26 Aug

css tricks

I was looking for a hack to apply a CSS style to just a Mac version of a certain broken browser, and noticed something subtle: The external link to the W3 validator on the dithered.com site has an interesting little image beside it. I wondered if the author had made a class for it which he painstakingly added to each external image, but saw no sign of it in the source. With a bit of searching, I found this rule in the CSS:

a[href^="http://"] {
   background: url(../img/external.png) center right no-repeat;
   padding-right: 13px;
   }

That’s a very handy usage of CSS3’s attribute prefix selector.

It’s a pity that it doesn’t work in IE, but that can be fixed by using Dean Edwards’ IE7 patch.

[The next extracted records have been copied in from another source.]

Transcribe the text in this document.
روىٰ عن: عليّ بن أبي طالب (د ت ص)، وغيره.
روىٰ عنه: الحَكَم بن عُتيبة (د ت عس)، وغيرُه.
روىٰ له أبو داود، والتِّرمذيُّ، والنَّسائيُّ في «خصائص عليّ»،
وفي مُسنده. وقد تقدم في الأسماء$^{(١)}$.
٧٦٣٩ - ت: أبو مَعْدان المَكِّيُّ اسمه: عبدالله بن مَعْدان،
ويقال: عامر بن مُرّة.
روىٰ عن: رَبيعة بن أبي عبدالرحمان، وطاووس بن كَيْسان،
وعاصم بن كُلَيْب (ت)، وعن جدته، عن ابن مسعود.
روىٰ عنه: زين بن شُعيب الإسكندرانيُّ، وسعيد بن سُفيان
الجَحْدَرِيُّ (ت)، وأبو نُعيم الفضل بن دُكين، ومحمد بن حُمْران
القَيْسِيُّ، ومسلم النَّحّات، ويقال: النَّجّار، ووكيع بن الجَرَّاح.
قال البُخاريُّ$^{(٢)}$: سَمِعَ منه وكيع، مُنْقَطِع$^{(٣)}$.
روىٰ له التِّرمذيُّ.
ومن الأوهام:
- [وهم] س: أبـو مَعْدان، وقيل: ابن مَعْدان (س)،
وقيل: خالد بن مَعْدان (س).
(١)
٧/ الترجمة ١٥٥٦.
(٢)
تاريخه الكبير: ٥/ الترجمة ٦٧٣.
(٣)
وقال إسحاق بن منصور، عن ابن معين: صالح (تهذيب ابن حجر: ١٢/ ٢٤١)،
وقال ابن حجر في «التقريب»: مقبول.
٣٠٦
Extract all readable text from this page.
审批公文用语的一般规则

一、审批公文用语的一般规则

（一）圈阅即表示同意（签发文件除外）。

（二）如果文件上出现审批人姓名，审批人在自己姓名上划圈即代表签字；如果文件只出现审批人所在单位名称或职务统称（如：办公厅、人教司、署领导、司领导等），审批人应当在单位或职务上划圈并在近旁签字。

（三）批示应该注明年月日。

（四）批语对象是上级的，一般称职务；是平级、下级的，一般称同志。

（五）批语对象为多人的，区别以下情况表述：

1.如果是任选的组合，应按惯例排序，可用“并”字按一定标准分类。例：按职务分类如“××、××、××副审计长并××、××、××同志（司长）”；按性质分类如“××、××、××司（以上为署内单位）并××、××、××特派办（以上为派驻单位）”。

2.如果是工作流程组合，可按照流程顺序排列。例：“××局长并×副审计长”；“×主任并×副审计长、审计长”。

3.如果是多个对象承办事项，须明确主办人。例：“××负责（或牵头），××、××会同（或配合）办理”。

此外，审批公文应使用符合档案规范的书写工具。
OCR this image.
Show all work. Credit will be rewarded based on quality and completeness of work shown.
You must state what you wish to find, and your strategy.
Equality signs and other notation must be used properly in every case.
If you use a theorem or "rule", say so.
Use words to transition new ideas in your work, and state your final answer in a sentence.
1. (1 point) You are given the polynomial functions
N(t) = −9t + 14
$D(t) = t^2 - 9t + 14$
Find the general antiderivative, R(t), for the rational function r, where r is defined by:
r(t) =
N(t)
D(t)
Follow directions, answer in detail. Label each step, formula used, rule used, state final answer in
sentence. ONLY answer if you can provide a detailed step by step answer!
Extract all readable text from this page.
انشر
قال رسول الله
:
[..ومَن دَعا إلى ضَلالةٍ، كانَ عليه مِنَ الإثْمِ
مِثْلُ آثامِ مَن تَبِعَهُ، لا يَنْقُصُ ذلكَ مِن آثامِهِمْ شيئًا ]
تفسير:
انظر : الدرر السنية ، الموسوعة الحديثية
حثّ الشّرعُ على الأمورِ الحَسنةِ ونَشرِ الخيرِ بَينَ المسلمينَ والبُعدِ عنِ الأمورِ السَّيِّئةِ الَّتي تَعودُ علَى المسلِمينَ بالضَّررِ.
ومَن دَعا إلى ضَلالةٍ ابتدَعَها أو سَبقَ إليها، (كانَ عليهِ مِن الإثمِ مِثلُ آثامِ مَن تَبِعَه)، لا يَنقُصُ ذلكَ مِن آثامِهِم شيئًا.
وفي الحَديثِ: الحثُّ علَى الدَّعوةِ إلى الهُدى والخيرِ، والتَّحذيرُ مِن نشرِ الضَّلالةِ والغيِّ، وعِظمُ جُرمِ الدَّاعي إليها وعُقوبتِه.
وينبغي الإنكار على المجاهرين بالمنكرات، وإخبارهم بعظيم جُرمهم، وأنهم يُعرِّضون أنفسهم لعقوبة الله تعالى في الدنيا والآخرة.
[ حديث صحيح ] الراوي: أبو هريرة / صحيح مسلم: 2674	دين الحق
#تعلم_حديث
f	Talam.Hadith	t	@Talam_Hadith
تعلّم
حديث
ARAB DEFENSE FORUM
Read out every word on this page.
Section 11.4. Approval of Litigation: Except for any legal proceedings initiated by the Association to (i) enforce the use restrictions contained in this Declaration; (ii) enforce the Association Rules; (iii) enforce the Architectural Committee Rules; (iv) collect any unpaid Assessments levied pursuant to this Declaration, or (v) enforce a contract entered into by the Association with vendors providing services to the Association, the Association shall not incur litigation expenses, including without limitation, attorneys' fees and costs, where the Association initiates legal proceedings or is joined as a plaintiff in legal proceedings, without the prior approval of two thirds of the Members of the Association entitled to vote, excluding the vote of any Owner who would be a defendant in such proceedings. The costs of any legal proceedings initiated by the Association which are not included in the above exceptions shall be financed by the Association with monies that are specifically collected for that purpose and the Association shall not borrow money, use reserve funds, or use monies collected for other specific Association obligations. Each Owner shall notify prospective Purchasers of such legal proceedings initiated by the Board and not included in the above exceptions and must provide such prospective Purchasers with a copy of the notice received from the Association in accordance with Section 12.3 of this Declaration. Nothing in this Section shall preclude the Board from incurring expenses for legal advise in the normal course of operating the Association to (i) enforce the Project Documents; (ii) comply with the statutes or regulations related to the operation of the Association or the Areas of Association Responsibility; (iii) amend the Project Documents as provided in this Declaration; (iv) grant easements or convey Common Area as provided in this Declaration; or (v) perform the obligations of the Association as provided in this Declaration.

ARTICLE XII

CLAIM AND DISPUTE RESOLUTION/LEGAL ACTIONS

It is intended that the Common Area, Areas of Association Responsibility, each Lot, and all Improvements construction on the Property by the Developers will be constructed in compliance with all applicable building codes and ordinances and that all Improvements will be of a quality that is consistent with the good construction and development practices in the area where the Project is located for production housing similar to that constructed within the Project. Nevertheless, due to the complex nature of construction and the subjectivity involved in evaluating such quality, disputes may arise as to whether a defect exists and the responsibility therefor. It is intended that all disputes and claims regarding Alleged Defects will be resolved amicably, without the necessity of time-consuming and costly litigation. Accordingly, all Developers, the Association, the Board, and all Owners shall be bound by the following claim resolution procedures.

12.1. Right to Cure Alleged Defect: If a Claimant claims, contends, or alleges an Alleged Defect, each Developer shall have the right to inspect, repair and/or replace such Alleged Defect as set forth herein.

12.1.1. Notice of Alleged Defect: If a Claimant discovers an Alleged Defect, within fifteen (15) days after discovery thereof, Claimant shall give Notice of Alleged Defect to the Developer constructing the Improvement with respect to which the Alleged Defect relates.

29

Here is the CSS I use to emulate that effect:

#main a[href^="http://"]{background:url(/i/external.png) center right no-repeat;padding-right:13px;white-space:nowrap}
#main a[href^="http://verens.com"]{background:none;padding-right:0}

I have two lines because my blog uses absolute URLs, and it’s easier to fix this with a hack than to dig through mountains of code 🙂

The white-space:nowrap bit ensures that links do not word-wrap, thus providing interesting CSS breakages where the image appears halfway through the link (thanks Noirin for pointing that out!). Unfortunately, this breaks the image trick for IE6 in cases where the word-wrap would have taken place, but it’s better than the ugly confusion that would otherwise have appeared.